Merging MRI and CT Images to Advance Upright Radiotherapy Planning and Treatment

In a newly-published paper, scientists propose synthetic MRI and CT images as an innovative solution for the delivery of upright cancer care.
Researchers are proposing an innovative approach using synthetic CT and MRI images to enable multi-modality images for delivery of radiation therapy to patients in an upright position.

The benefits of patients receiving radiotherapy in an upright position are increasingly being recognized.

Currently, to facilitate upright radiotherapy treatments, a CT scan of the patient must be acquired in an upright position. Once obtained via an upright CT scanner, a patient positioner places the individual upright in front of the radiation therapy beam for treatment.

However, with fewer than 200 upright MRI scanners globally, advances towards delivering therapy to patients in an upright position and utilizing MRI for imaging purposes are being hampered.

Multi-modality imaging is an essential element of modern radiotherapy planning to accurately visualize tumors and other anatomy.

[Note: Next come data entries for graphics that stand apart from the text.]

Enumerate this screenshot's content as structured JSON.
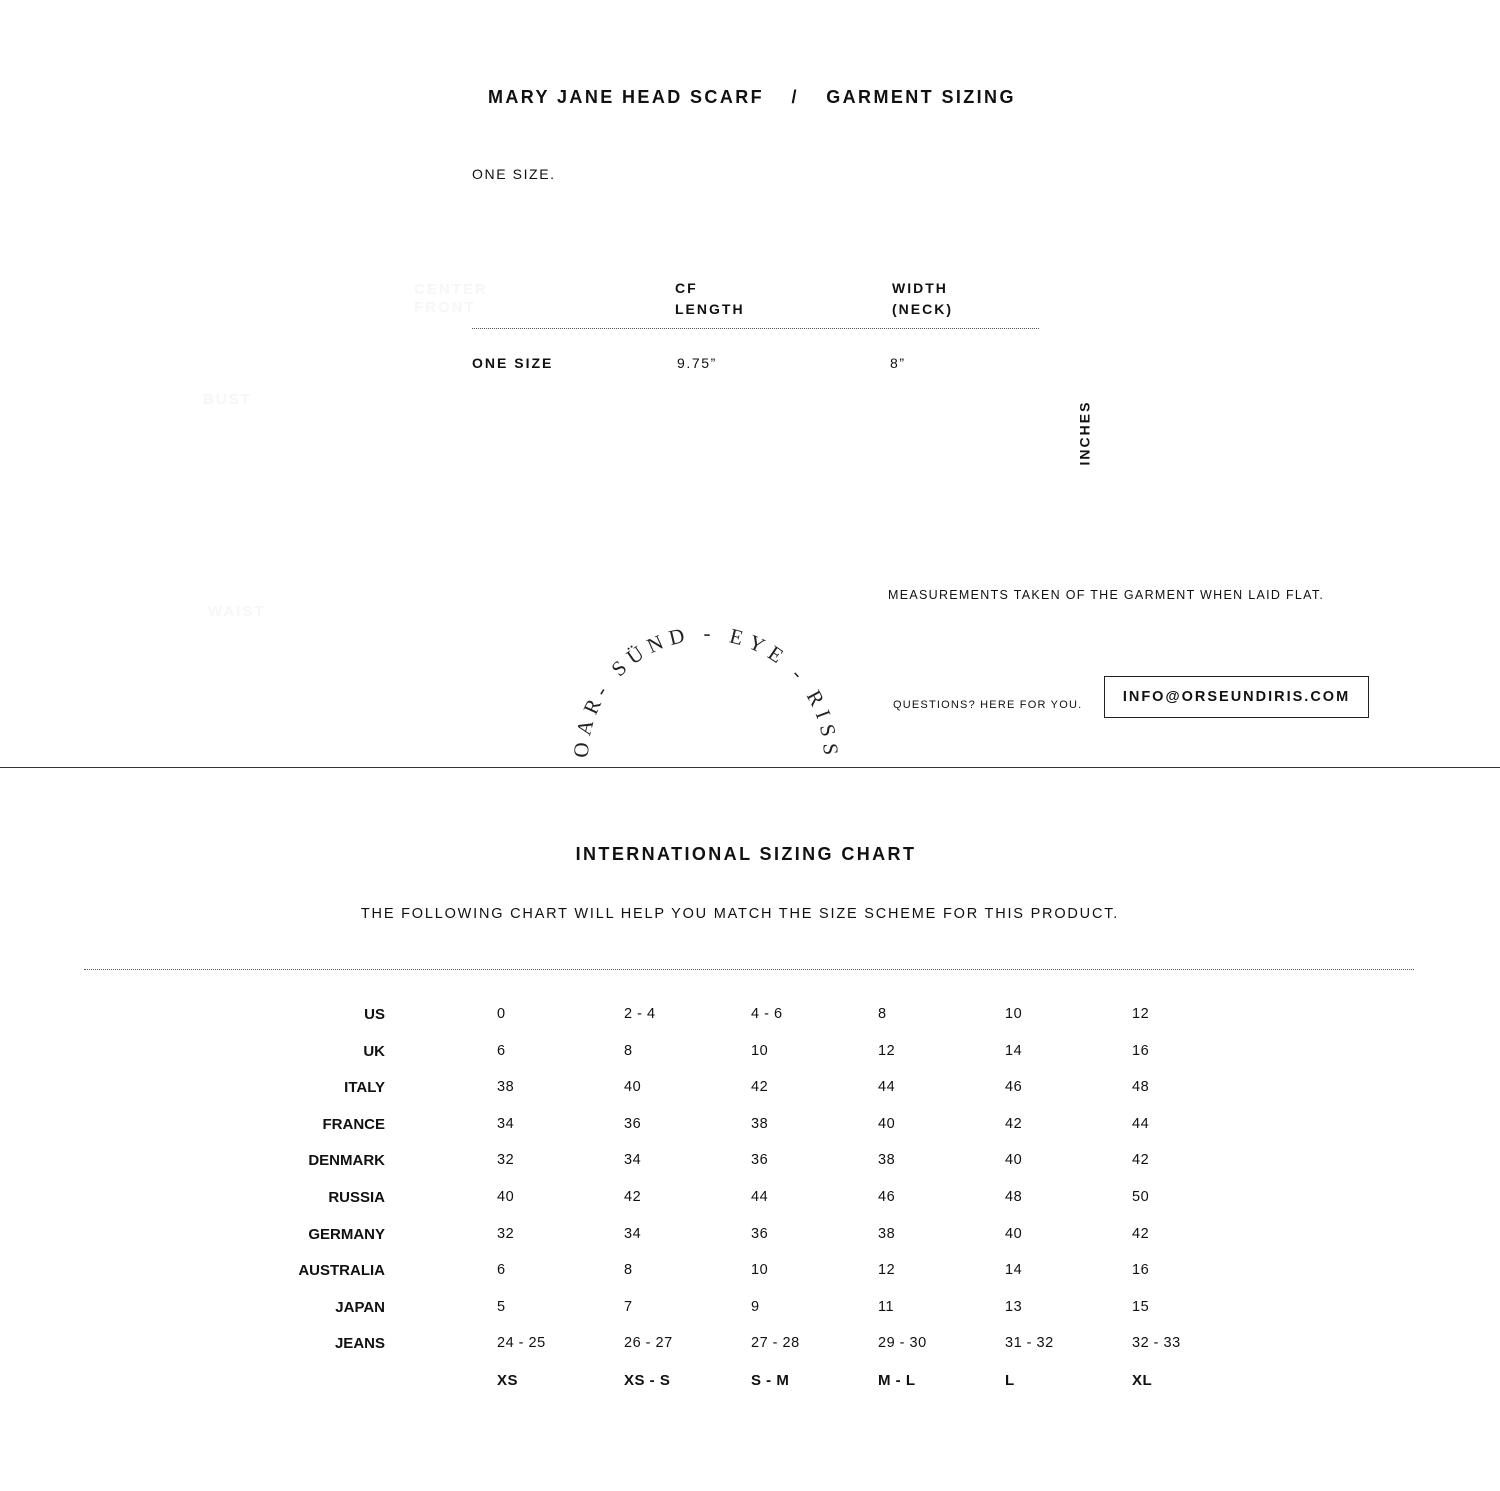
{
  "header": {
    "product": "MARY JANE HEAD SCARF",
    "separator": "/",
    "section": "GARMENT SIZING"
  },
  "size_note": "ONE SIZE.",
  "diagram_labels": {
    "center_front": [
      "CENTER",
      "FRONT"
    ],
    "bust": "BUST",
    "waist": "WAIST"
  },
  "garment_table": {
    "columns": [
      [
        "CF",
        "LENGTH"
      ],
      [
        "WIDTH",
        "(NECK)"
      ]
    ],
    "rows": [
      {
        "label": "ONE SIZE",
        "values": [
          "9.75”",
          "8”"
        ]
      }
    ],
    "unit": "INCHES"
  },
  "measurement_note": "MEASUREMENTS TAKEN OF THE GARMENT WHEN LAID FLAT.",
  "logo_text": "OAR- SÜND - EYE - RISS",
  "contact": {
    "prompt": "QUESTIONS?  HERE FOR YOU.",
    "email": "INFO@ORSEUNDIRIS.COM"
  },
  "international": {
    "title": "INTERNATIONAL SIZING CHART",
    "subtitle": "THE FOLLOWING CHART WILL HELP YOU MATCH THE SIZE SCHEME FOR THIS PRODUCT.",
    "rows": [
      {
        "label": "US",
        "values": [
          "0",
          "2 - 4",
          "4 - 6",
          "8",
          "10",
          "12"
        ]
      },
      {
        "label": "UK",
        "values": [
          "6",
          "8",
          "10",
          "12",
          "14",
          "16"
        ]
      },
      {
        "label": "ITALY",
        "values": [
          "38",
          "40",
          "42",
          "44",
          "46",
          "48"
        ]
      },
      {
        "label": "FRANCE",
        "values": [
          "34",
          "36",
          "38",
          "40",
          "42",
          "44"
        ]
      },
      {
        "label": "DENMARK",
        "values": [
          "32",
          "34",
          "36",
          "38",
          "40",
          "42"
        ]
      },
      {
        "label": "RUSSIA",
        "values": [
          "40",
          "42",
          "44",
          "46",
          "48",
          "50"
        ]
      },
      {
        "label": "GERMANY",
        "values": [
          "32",
          "34",
          "36",
          "38",
          "40",
          "42"
        ]
      },
      {
        "label": "AUSTRALIA",
        "values": [
          "6",
          "8",
          "10",
          "12",
          "14",
          "16"
        ]
      },
      {
        "label": "JAPAN",
        "values": [
          "5",
          "7",
          "9",
          "11",
          "13",
          "15"
        ]
      },
      {
        "label": "JEANS",
        "values": [
          "24 - 25",
          "26 - 27",
          "27 - 28",
          "29 - 30",
          "31 - 32",
          "32 - 33"
        ]
      }
    ],
    "sizes": [
      "XS",
      "XS - S",
      "S - M",
      "M - L",
      "L",
      "XL"
    ]
  }
}
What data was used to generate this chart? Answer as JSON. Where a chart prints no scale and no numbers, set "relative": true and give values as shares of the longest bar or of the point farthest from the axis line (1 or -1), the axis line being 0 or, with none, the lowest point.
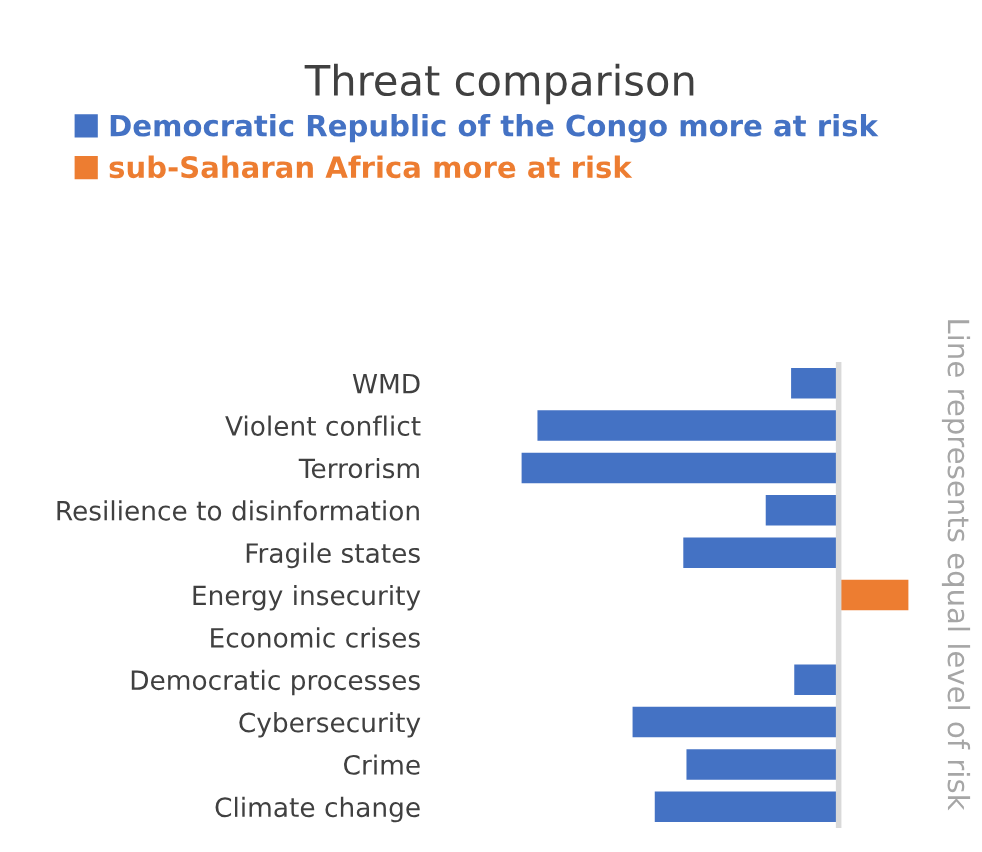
{
  "chart_data": {
    "type": "bar",
    "orientation": "horizontal",
    "relative": true,
    "title": "Threat comparison",
    "categories": [
      "WMD",
      "Violent conflict",
      "Terrorism",
      "Resilience to disinformation",
      "Fragile states",
      "Energy insecurity",
      "Economic crises",
      "Democratic processes",
      "Cybersecurity",
      "Crime",
      "Climate change"
    ],
    "series": [
      {
        "name": "Democratic Republic of the Congo more at risk",
        "color": "#4472c4",
        "values": [
          -0.15,
          -0.95,
          -1,
          -0.23,
          -0.49,
          null,
          null,
          -0.14,
          -0.65,
          -0.48,
          -0.58
        ]
      },
      {
        "name": "sub-Saharan Africa more at risk",
        "color": "#ed7d31",
        "values": [
          null,
          null,
          null,
          null,
          null,
          0.22,
          null,
          null,
          null,
          null,
          null
        ]
      }
    ],
    "ref_lines": [
      {
        "axis": "x",
        "value": 0,
        "color": "#d9d9d9"
      }
    ],
    "annotations": [
      "Line represents equal level of risk"
    ],
    "legend": "top",
    "grid": false
  }
}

And now, newly-published paper proposes a solution that could incorporate MRI more widely into the ‘upright’ planning and treatment process.

Researchers led by Dr Niek Schreuder suggest that a supine MRI could be deformed into the upright CT geometry by means of calculating either a synthetic upright MRI or CT that can be used in upright treatment planning and delivery and harnessing the benefits of supine MRI systems.

In their paper, “The use of image synthesis techniques in target and roi delineation in the upright position” Schreuder and his team argue that treatment in the upright position can be advanced by resolving the limitations of currently only having access to upright CT scanners, even when other imaging modalities are vital for treatment planning.

Existing upright MRI scanners are limited to smaller magnetic field strengths, typically below 0.6 Tesla (T), whilst modern supine MRI scanners provide a field strength of 3T and are often preferred by diagnostic radiologists and oncologists to determine the exact location and shape of treatment targets and regions of interest (ROIs).

However, researchers acknowledge that inter-modality image registrations – e.g. between an upright CT image and a supine MRI image or vice vera – are still not straightforward as most structures and organs will change shape and position when moving between an upright and recumbent position.

Intra-modality registration – i.e. CT to CT or MRI to MRI – are much easier and more reliable, say the researchers.

“This needs to be addressed when undertaking image registration,” stated Schreuder, who has identified two specific approaches to address the challenge.

The team underlined the benefits of intra-modality registration using Artificial Intelligence (AI) to generate a synthetic image for the missing modality.

The two proposed methods both involve acquiring an upright CT scan and a supine MRI scan and combining them within the radiotherapy planning system for target delineation and treatment planning for upright treatment.

Under proposal A, the team say creating a synthetic upright MRI scan from the upright CT images places all the organs in the upright orientation, position, and size.

The process then involves deforming the acquired supine MRI to the synthetic upright MRI using intra-modality fusion techniques that allow for sending the deformed supine MRI scan to the radiotherapy planning system together with the acquired upright CT data.

Method B, which also uses Artificial Intelligence (AI), proposes the creation of synthetic supine CT images from the supine MRI data and then deforming the synthetic supine CT to the acquired upright CT images using intra-modality fusion techniques. The obtained deformation matrix are then applied to the supine MRI images deforming them into the same geometric space as the upright CT images.

For both methods, the deformed MRI data and the upright CT data are then sent to the radiotherapy planning system for target delineation and planning for upright treatment. Both methods therefore fully support target delineation and treatment planning for upright treatment.

The paper states: “Calculating synthetic images provides a solution to this problem following one of two possible approaches: (Method A) calculating synthetic upright MRI images from the upright CT scans or (Method B) calculating synthetic supine CT images from the supine diagnostic MRI images.”

Schreuder, who is Chief Scientific Officer for Leo Cancer Care – which manufactures upright radiotherapy solutions – said: “Both approaches successfully solve the lack of high magnetic field MRI imaging in the upright position, allowing for more comprehensive upright radiotherapy planning.”

Please note: The Leo Cancer Care technology is not yet commercially available and will not treat patients until the required regulatory approval has been achieved.